4. Humans have more than doubled the amount of fixed nitrogen, i.e., a form of N
other than N2, entering the global nitrogen cycle. This is largely the result of
fertilizer production and application, but nitrogen oxides produced by internal
combustion engines are another significant source of fixed N. The excess
nitrogen is contributing to water-quality problems, air pollution, acid deposition,
global warming, and depletion of stratospheric ozone.
C. The phosphorus cycle has no biologically important gaseous compounds, which is really too
bad, because the phosphorous-containing gas that is more-or-less analogous to
ammonia is phosphine, PH3, which is quite toxic, marvelously foul smelling, and
explosive on contact with air.
1. Phosphorus erodes from rock as inorganic phosphate ions such as HPO42- and
H2PO4- and is absorbed from the soil by the roots of plants.
2. Plants incorporate phosphorus into organic compounds, most notably into DNA and
RNA. No phosphorus 6 no genes. Animals obtain the phosphorus they need
from their diets. Decomposers release inorganic phosphate (which, by
definition, they produce by mineralization) into the environment.
3. Phosphorus can be lost from biological cycles for millions of years when it washes
into the ocean and is deposited in sea beds.
4. There no processes in the phosphorus cycle that are analogous to nitrification or
denitrification.
5. There is a mutualism important to the phosphorus cycle that is vaguely similar to
nitrogen fixation, the symbiosis between mycorrhizal fungi, (See text, p. 72.)
which are far more efficient than plants at finding and solubilizing phosphates in
soils, and the plant roots which give these fungi sugars in exchange for
phosphate. This offers an attractive parallel with the mutualism between
nitrogen-fixing bacteria and the higher plants on or with which they grow.

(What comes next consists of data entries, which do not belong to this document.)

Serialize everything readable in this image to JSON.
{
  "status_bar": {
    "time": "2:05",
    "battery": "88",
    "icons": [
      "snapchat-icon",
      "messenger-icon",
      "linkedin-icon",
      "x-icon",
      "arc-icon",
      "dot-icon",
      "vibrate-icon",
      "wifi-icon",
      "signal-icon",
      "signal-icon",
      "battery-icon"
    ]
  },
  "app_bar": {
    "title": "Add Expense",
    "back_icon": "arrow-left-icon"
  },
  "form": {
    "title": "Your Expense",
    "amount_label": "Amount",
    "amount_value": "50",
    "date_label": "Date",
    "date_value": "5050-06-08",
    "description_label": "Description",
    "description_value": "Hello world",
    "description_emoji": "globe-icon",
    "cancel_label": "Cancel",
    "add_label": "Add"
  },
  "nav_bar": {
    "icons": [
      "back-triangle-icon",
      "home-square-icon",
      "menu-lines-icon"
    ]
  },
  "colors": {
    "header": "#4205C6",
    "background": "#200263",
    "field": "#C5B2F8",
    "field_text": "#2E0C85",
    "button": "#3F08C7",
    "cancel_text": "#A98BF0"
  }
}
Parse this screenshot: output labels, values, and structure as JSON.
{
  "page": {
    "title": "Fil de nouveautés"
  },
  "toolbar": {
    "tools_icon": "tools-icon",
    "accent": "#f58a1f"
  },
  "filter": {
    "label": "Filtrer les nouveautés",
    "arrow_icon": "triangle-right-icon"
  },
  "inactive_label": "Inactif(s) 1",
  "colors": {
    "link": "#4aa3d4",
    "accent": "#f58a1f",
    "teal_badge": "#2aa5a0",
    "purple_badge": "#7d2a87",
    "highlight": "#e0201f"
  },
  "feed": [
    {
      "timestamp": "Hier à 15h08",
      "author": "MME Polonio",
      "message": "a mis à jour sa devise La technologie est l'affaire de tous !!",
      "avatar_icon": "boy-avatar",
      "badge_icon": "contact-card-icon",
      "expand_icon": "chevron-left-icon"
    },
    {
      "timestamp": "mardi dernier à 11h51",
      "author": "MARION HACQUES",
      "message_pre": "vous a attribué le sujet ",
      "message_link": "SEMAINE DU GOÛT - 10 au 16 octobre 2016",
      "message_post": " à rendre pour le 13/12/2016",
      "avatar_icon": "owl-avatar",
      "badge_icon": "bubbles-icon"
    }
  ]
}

6. Inorganic phosphorus in the form of phosphate (HPO42- and H2PO4- ) has a
surprisingly high affinity for clay particles considering that phosphates are
anions. Most clay particles are also negatively charged, so they might have
been expected to repel phosphate the same way they repel chloride (Cl-),
nitrate (NO3-), and sulfate (SO42-), but they don’t. The chemical explanation
for why phosphate behaves differently in soil from other ions is more detailed
than we need for the purposes of this course. It bears mentioning, however,
that the kinds of clays that are most abundant in very old, highly weather soils,
such as those under tropical rainforests are the ones with the most powerful
phosphorus-binding capacity. Phosphates go into the soil from fertilizer only to
get tightly tied up so plants can find this fertilizer element. This is just one more
reason why it is very difficult to farm rainforest soils using conventional
methods.
D. The hydrologic cycle, which continuously renews the supply of water that is essential to life,
involves an exchange of water between the land, the atmosphere, and organisms.
1. Water enters the atmosphere by evaporation and transpiration and leaves the
atmosphere as precipitation. Air is tremendously desiccating. Most people do
not know that pumping air with 97% relative humidity through soil will
eventually make it too dry to support plant growth. Fortunately, a relatively
thin, very dry layer at the surface of bare soil usually prevents water from
moving to the surface (where it can evaporate) from greater depths.
2. On land, water filters through the ground or runs off to lakes, rivers, and the ocean.
Groundwater (in “aquifers”) is stored in underground caverns and porous layers
of rock. The movement of surface water from land to ocean is called runoff.